Des familles retournent vivre dans des quartiers à risque malgré la menace des gangs

À Ravin Pentad, Fort National, Christ-Roi et Croix Deprez, des citoyens tentent de reprendre possession de leurs maisons malgré la peur persistante, les affrontements armés et l’absence de l’État.

Depuis quelques semaines, un mouvement discret mais révélateur se dessine dans plusieurs quartiers de Port-au-Prince longtemps désertés à cause des violences des gangs. À Ravin Pentad, Fort National, Christ-Roi et Croix Deprez, des citoyens font le choix périlleux de retourner vivre dans les maisons qu’ils avaient abandonnées dans la précipitation, fuyant les balles, les menaces, et les exactions des groupes armés.

Si le calme apparent dans ces zones donne l’illusion d’un retour à la normale, la réalité est tout autre : il s’agit d’un calme fragile, lourd d’incertitudes. Des habitants rencontrés par Juno7, sous couvert d’anonymat, racontent les raisons qui les ont poussés à revenir malgré les dangers toujours présents. Le manque de confort et d’intimité dans les abris provisoires, la promiscuité chez des proches déjà dépassés par la situation, ou encore l’impossibilité d’imaginer un avenir ailleurs, ont été autant de facteurs déterminants.

Raymond, par exemple, avait trouvé refuge chez un parent à Pétion-Ville. Mais très vite, les conditions de vie sont devenues insupportables. « Trop de monde, pas assez d’espace, aucune tranquillité… », confie-t-il. Finalement, il a pris la décision de retourner à Croix Deprez avec sa femme et son enfant, conscient du risque encouru, mais préférant cela à une vie sans dignité.

Dans d’autres quartiers comme Cité Choun, attenant à Ravin Pentad, les signes de réintégration sont visibles. Certains habitants y passent la journée pour vaquer à des tâches domestiques : cuisiner, faire la lessive, mais regagnent des refuges plus sûrs à la tombée de la nuit. Ce mode de vie, hybride et incertain, traduit une tentative de retrouver un semblant de normalité dans un environnement toujours instable.

« Je passe mes journées sans problème, mais dès que la nuit tombe, je me rends à la ruelle Vaillant. Là-bas, certaines personnes dorment, mais moi, à cause de mes enfants, je reste éveillée. Pour l’instant, il n’y a aucun danger. C’est ce que nous confie une mère de famille. »

Depuis environ deux mois, des signes encourageants sont perceptibles : la fréquence des coups de feu a diminué, selon les témoignages recueillis par notre reporter. Les tirs ne proviennent plus du cœur des quartiers mais de zones plus éloignées, notamment Delmas 30 ou Carrefour aéroport. Le week-end passé, notre équipe a observé une relative accalmie à Ravin Pentad, Christ-Roi et dans le ghetto de Cité Choun. Toutefois, les habitants restent sur le qui-vive, surveillant les allées et venues, conscients que la moindre altercation pourrait rallumer la flamme du chaos.

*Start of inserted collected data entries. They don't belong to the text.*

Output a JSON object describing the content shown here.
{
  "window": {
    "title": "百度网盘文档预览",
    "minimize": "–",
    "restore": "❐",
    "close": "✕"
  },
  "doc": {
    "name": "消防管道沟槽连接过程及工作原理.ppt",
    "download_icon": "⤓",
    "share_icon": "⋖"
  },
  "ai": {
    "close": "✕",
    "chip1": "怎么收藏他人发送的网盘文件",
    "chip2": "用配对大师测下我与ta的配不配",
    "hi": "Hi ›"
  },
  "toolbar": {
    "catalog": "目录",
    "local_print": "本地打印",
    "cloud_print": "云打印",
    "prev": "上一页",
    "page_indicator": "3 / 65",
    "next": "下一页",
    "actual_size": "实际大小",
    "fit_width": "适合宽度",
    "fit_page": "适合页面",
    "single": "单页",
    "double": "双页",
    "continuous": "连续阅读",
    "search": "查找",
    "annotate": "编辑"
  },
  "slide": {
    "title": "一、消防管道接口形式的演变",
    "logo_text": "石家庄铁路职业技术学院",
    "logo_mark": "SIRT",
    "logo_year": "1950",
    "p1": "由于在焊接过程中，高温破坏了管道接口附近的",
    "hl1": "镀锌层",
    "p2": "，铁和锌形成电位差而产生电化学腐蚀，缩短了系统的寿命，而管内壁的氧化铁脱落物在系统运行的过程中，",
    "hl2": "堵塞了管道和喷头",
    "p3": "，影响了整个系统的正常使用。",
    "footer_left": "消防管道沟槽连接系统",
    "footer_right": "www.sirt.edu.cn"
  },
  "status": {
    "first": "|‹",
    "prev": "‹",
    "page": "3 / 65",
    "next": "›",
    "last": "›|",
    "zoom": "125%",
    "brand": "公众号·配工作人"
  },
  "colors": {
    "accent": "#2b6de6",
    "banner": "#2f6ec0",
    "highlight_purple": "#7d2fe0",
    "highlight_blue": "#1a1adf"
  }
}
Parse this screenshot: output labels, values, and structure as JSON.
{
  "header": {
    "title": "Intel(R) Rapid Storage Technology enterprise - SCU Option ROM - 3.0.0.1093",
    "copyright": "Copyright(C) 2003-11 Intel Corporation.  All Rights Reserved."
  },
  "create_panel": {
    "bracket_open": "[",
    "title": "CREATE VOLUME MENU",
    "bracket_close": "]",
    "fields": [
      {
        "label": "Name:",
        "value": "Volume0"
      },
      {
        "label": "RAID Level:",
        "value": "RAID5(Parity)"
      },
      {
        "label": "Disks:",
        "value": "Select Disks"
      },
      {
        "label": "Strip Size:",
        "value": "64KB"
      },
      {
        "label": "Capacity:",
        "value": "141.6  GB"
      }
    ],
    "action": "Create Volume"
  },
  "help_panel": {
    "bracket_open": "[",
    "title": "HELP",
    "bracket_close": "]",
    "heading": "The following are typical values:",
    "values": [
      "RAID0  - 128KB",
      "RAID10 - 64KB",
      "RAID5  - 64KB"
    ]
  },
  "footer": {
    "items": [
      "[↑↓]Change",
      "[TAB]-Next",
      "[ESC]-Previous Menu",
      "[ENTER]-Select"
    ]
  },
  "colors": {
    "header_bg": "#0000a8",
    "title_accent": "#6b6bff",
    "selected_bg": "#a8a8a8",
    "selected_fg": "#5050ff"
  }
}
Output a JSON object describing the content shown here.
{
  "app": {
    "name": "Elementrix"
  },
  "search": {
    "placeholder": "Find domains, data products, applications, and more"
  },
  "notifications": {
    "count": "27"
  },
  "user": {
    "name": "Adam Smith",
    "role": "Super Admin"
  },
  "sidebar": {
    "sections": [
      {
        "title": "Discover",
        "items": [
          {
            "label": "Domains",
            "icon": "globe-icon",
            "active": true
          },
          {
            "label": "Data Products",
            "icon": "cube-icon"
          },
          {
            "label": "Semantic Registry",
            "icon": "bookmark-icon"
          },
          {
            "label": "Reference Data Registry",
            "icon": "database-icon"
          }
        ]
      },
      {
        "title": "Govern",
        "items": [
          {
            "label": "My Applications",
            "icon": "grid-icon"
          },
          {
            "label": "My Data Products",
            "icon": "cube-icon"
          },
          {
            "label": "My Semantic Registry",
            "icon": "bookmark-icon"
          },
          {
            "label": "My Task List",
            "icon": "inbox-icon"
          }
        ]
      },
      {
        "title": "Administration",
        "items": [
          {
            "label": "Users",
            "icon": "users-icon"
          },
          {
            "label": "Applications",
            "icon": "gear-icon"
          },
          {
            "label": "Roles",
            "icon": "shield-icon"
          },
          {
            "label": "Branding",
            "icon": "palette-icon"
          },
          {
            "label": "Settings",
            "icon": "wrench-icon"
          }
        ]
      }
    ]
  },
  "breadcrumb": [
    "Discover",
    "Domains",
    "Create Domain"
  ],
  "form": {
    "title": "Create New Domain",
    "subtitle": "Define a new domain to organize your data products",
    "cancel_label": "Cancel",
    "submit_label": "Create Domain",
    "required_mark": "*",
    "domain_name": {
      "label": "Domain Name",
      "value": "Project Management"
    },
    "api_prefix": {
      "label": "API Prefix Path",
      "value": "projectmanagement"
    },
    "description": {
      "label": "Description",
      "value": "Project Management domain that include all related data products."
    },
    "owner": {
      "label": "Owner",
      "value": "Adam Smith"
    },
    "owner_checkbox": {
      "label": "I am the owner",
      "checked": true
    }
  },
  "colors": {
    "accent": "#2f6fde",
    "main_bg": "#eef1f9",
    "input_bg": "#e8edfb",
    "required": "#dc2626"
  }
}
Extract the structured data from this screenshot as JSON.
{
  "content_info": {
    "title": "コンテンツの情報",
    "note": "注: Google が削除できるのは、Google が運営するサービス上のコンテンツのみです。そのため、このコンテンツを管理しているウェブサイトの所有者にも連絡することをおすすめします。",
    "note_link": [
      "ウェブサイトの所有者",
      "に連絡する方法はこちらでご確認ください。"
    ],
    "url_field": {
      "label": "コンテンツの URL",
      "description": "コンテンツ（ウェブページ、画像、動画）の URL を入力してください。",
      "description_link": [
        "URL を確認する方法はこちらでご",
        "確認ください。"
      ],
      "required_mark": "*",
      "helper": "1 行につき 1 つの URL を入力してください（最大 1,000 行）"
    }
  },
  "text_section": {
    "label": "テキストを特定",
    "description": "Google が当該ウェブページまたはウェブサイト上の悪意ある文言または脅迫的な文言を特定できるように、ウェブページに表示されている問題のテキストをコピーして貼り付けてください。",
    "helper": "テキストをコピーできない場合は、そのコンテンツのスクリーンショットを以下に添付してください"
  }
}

« Nous sommes conscients du risque que nous prenons en retournant dans cette zone (cité Choun). Mais ce choix ne relève pas de notre responsabilité. La situation est périlleuse parce que nous ne sommes pas très loin de Nazon, et sur l’avenue Poupelard, il n’y a personne. À tout moment, les gangs peuvent faire leur retour », a témoigné un père de trois enfants.

Malgré cette volonté de reprise, le retour à la vie normale demeure une illusion pour bon nombre. Les quartiers, jadis animés, conservent un aspect désertique. De nombreuses maisons sont encore fermées, les rues peu fréquentées, les enfants rares. Et l’ombre des gangs plane toujours sur le quotidien.

Dans cette dynamique de réinstallation, le marché locatif local en subit les contrecoups. À Christ-Roi, plus précisément à la rue Mon plaisir, certaines personnes cherchent à louer des maisons, espérant profiter des prix à la baisse. Un propriétaire raconte qu’un logement de deux chambres et cuisine, autrefois loué à 75 000 gourdes, est désormais proposé à 40 000 gourdes. « Les intéressés n’acceptent pas de payer plus, ils estiment que c’est un pari risqué de venir habiter ici », explique-t-il.

Face à ce contexte, les appels à l’État haïtien se multiplient. Les citoyens exigent une présence institutionnelle renforcée, une sécurité durable, et des mesures concrètes pour accompagner ce retour fragile. « Nous ne pouvons pas vivre éternellement dans la peur ou dans des abris. L’État doit assumer ses responsabilités », martèle un habitant de Fort National.